La région du parc national (PN) Wapusk est reconnue mondialement pour sa diversité biologique. Les limites du parc protègent divers habitats et des populations d’ours polaires, d’oiseaux et de plantes d’importance. On retrouve environ 370 espèces de plantes dans le PN Wapusk. Dans cet article, nous allons examiner de plus près un arbrisseau que l’on appelle thé du Labrador.

On retrouve deux espèces de cet arbrisseau odorant très répandu dans la région de Churchill, y compris au sein du PN Wapusk. Les deux variétés présentent des feuilles épaisses vert foncé mat. La face inférieure de la feuille est couverte de duvet et le bord du limbe est légèrement recourbé. Les deux espèces produisent des fleurs blanches groupées en ombelles bien rondes. On les distingue assez facilement d’après leur taille et l’endroit où elles poussent.

La plus grande des deux espèces, Rhododendron groelandicum, pousse au sein des zones forestières intérieures d’épinettes noires et blanches, mais rarement au-delà. La variété naine, Rhododendron tomentosum, est un arbrisseau de petite taille avec des feuilles plus petites et plus étroites que l’on retrouve dans la toundra subarctique. Si au cours d’une promenade dans la toundra durant une chaude journée d’été, vous remarquez un parfum extraordinaire, c’est probablement que vous avez écrasé une branche de la variété naine du thé du Labrador.

Le thé du Labrador fait l’objet de nombreuses utilisations traditionnelles (il est important de souligner qu’une préparation inadéquate de la plante peut entraîner des problèmes de santé). Les peuples autochtones et les premiers Européens en faisaient une boisson chaude. Des usages médicinaux ont également été décrits. Diverses concoctions orales, préparées par une personne expérimentée, ont été utilisées pour traiter la diarrhée et la grippe intestinale, les frissons et les maux de tête, les douleurs causées par la dentition chez les nourrissons ainsi que la mauvaise haleine, tandis que des applications topiques permettraient de réduire les douleurs arthritiques, de diminuer la perte de cheveux et d’apaiser les infections oculaires, les éruptions cutanées, les brûlures et les démangeaisons, les égratignures, les gerçures ou les douleurs cutanées. On l’utilise également pour parfumer la suerie en versant de l’eau bouillie avec ses feuilles sur les pierres chaudes.

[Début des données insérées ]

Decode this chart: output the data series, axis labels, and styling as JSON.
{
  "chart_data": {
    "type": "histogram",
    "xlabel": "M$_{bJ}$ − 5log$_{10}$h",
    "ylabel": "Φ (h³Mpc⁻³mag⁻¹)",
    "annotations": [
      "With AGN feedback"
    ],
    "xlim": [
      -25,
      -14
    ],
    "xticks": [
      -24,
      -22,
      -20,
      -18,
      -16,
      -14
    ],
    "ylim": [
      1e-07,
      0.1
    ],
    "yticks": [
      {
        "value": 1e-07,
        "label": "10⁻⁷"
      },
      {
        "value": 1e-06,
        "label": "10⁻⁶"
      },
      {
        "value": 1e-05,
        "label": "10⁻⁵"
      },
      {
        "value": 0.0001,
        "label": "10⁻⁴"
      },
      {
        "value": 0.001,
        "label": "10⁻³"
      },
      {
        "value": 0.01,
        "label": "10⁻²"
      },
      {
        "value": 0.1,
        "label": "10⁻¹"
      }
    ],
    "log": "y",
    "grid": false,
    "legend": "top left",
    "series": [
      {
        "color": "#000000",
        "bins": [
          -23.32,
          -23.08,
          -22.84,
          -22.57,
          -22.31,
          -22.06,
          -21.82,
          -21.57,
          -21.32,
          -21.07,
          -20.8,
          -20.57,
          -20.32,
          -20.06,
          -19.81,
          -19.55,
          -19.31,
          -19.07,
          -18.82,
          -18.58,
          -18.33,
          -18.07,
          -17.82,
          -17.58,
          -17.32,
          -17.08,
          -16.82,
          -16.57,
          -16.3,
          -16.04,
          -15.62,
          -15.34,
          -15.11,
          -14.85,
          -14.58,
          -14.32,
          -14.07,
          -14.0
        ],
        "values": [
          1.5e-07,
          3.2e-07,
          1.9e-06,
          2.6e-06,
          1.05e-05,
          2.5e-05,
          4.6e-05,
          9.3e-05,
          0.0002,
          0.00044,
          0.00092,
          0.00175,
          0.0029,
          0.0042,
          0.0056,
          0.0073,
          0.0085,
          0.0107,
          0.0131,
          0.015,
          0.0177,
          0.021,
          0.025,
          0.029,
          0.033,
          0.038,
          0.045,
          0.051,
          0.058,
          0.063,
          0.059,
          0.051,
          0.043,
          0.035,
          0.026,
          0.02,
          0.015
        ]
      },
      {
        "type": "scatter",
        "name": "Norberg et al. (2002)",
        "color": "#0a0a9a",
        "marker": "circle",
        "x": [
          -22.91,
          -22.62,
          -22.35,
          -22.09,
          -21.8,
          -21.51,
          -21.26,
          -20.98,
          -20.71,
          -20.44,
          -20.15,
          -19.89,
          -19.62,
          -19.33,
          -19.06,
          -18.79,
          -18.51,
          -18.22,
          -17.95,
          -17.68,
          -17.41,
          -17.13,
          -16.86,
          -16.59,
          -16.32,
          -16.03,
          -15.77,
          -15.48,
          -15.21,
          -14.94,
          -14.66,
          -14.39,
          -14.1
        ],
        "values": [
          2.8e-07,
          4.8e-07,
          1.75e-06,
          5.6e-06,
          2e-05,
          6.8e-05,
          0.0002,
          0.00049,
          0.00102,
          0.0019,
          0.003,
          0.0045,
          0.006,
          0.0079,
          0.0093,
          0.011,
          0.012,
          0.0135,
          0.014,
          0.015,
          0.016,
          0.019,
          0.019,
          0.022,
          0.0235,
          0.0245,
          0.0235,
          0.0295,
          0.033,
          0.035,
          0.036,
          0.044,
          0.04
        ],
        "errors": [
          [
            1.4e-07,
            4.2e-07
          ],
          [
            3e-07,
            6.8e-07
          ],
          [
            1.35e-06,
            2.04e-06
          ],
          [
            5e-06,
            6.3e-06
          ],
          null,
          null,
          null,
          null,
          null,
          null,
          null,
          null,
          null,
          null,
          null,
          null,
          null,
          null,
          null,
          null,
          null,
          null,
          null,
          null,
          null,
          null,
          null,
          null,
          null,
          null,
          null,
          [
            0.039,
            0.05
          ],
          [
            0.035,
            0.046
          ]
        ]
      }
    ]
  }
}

Fait intéressant : On peut utiliser le thé du Labrador pour éloigner les insectes. Il suffit d’écraser les feuilles fraîches, de les placer dans un bocal de verre et de les couvrir d’huile d’olive, de pépins de raisin ou de canola. Placez le bocal sur le rebord d’une fenêtre où il sera exposé au soleil et à la chaleur. Après deux semaines, filtrez le liquide pour retirer les feuilles et vous obtenez un insectifuge biologique sans pesticide qui laissera votre peau douce et parfumée!

Sources d’information sur les utilisations traditionnelles :

  • Johnson, Karen. Wildflowers of Churchill. Musée de l’homme et de la nature du Manitoba, 1987.
  • Keane, Kahlee. « Labrador Tea ». Northroots, Octobre-novembre 2009.
  • Marles, Robin et coll. Plantes utilisées par les Autochtones dans la forêt boréale du nord-ouest du Canada. Ressources naturelles Canada, 2008.